Parent Shriram Finance, which is mainly involved in commercial vehicle financing, owns 84.82% of SHFL, which focuses on affordable homes. San Francisco-based PE Valiant Capital Management owns most of the remaining stake.
The company expects a valuation of Rs 6,500 crore for the business, inclusive of a control premium, but the initial offers have been in the Rs 5,000-5,500 crore range, said the people cited above.
After last year’s failed attempt to sell a stake, parent Shriram revived talks late last year, appointing Avendus, Barclays and JM Financial as advisers on the sale.
Depending on the negotiations, Shriram and Valiant may retain a small stake but the acquirer will be the controlling shareholder and run the company.
“Over the past four years, Shriram Housing has been growing at a healthy clip. It needs capital for growth. In this context we are evaluating both internal and external options for raising capital to fund Shriram Housing’s growth plans,” a Shriram spokesperson said.
“The extent of stake sale is a subset of what valuation the company gets,” said another person. Last year, it was officially stated that Shriram Finance may sell up to 15% stake to bring in growth capital for the mortgage lender, which has grown fourfold in the last three years.
CVC didn’t respond to queries. Advent, Bain and Warburg Pincus declined to comment.
Earlier this month, Blackstone-owned affordable housing company Aadhar HFC refiled its draft papers with the Securities and Exchange Board of India (Sebi) to raise around Rs 5,000 crore through an initial public offer (IPO).
SHFL declared a 69% year-on-year jump in profit after tax to Rs 61.4 crore for the December quarter. For the nine-month period, profit after tax was Rs 155 crore, up 54% from the year earlier. Assets under management as of December 31 grew to Rs 12,025 crore. For the nine months until December, disbursals stood at Rs 5,289 crore.
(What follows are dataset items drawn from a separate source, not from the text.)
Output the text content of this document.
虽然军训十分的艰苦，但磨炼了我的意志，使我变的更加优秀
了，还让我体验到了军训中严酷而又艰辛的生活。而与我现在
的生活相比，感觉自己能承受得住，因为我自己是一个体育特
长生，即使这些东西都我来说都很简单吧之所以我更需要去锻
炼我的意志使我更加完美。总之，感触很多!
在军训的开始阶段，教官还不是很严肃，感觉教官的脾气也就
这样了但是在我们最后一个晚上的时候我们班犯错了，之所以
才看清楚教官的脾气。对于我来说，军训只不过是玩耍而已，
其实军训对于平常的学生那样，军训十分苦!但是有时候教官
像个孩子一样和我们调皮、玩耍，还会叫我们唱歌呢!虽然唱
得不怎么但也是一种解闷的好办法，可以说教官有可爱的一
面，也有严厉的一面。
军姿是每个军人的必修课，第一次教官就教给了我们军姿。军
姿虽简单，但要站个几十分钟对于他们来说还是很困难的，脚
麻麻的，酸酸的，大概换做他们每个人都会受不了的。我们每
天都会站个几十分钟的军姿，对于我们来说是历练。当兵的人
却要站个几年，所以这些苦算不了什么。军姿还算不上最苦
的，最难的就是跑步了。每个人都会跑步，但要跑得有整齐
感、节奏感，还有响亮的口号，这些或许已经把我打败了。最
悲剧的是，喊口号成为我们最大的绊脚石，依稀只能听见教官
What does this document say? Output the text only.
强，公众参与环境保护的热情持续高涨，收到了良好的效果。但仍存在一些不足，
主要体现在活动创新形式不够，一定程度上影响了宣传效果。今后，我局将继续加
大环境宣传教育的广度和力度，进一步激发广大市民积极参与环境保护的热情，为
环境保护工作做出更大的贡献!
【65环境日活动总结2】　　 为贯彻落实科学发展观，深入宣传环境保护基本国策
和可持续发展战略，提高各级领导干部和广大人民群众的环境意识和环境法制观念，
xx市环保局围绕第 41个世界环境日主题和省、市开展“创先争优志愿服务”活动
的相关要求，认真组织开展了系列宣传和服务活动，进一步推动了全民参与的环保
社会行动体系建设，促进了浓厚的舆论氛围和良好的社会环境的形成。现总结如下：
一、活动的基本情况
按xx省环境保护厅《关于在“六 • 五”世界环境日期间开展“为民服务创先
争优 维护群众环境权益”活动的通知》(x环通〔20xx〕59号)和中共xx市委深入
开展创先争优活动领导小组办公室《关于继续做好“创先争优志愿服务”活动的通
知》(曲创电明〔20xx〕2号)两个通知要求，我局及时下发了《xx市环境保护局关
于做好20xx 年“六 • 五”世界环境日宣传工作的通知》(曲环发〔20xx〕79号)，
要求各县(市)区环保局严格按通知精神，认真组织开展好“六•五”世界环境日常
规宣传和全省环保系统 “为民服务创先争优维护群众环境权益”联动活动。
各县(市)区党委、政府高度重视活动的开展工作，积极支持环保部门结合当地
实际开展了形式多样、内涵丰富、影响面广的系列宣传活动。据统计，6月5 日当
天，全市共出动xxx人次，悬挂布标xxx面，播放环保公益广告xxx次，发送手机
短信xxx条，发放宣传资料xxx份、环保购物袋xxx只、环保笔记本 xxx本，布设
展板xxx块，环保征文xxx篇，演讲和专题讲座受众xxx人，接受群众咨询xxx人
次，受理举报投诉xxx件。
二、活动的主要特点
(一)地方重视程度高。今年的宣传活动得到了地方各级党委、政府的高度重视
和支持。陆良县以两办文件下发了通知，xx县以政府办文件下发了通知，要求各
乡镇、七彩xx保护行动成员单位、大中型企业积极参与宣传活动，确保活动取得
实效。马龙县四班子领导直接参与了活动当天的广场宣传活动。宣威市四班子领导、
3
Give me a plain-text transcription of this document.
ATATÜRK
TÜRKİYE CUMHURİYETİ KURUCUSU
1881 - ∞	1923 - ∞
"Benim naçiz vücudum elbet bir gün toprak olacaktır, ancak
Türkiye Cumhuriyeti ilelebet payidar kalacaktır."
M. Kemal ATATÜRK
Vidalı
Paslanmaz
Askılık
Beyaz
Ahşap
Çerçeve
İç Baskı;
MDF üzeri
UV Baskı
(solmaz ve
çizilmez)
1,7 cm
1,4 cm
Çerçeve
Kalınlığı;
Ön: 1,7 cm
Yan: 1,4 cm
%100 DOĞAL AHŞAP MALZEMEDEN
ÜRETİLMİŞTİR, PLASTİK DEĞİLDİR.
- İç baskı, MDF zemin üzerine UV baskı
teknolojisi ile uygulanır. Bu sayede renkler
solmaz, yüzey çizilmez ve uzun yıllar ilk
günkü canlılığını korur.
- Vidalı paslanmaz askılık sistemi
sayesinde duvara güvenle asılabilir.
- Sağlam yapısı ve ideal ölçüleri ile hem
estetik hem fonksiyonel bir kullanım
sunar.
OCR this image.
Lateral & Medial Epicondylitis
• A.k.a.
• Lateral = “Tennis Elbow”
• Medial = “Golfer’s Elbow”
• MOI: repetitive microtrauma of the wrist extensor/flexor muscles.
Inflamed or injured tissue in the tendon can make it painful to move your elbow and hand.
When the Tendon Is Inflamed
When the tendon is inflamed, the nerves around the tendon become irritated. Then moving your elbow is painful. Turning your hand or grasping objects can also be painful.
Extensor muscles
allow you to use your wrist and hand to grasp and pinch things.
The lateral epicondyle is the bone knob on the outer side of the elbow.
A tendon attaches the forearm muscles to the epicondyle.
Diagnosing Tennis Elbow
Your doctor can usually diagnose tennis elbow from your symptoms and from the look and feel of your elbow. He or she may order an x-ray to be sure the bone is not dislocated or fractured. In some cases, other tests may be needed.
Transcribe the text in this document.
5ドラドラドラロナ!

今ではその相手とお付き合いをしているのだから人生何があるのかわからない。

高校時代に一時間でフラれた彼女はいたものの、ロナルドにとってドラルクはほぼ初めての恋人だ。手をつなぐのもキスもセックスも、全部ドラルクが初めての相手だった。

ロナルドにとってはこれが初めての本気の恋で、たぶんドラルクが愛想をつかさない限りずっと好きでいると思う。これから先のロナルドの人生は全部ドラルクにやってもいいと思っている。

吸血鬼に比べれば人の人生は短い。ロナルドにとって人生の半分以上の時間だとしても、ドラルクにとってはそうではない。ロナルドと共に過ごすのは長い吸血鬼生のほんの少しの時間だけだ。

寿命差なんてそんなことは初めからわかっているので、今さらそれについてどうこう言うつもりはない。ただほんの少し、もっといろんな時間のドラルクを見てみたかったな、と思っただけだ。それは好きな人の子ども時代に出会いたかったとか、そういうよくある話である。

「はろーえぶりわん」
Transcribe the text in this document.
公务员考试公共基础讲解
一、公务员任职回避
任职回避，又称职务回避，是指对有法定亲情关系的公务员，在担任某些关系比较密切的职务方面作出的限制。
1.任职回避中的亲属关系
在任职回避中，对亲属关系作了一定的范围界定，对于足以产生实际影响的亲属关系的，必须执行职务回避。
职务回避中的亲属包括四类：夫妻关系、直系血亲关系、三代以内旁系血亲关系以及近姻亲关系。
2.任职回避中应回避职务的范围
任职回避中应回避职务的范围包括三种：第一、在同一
The tangible net worth (TNW) of the company stood at Rs 1,298 crore at the end of FY23 and is expected to rise to Rs 2,000 crore at the end of FY24. The management has said SHFL is expecting to scale up assets under management to Rs 20,000 crore by the end of FY25, mainly through the organic route as well as strategic acquisitions. The draw for the PE funds, three of which don’t have housing finance exposure, are the platform and growth expectations via bolt-on buyouts, experts said.
At the end of FY23, housing finance accounted for 64% of SHFL’s portfolio and non-housing the rest, as per Care Ratings’ calculations last October.
“SHFL commenced lending operations in December 2011,” Sanjay Aggarwal of Care Ratings said in a note at the time. “However, lending under the newly revamped model began only post-January 2019. This book has a relatively limited track record and seasoning of the loan portfolio. The loan tenure ranges from 12 years to 16 years. SHFL is primarily lending towards the housing finance needs of self-employed customers who are not serviced by the banking sector.”
The PEs may rope in co-investors such as their limited partners — pension and sovereign wealth funds, many of which are also actively scouting for direct opportunities.
As a group, Shriram wants to focus on newer financial products and the digital business. The Shriram Group has ventured into the asset reconstruction business and unsuccessfully bid for Blackstone’s ARC. It also launched a financial super app —Shriram One — for investment planning, lending, UPI money transfer, mobile recharge, bill payments and insurance among others.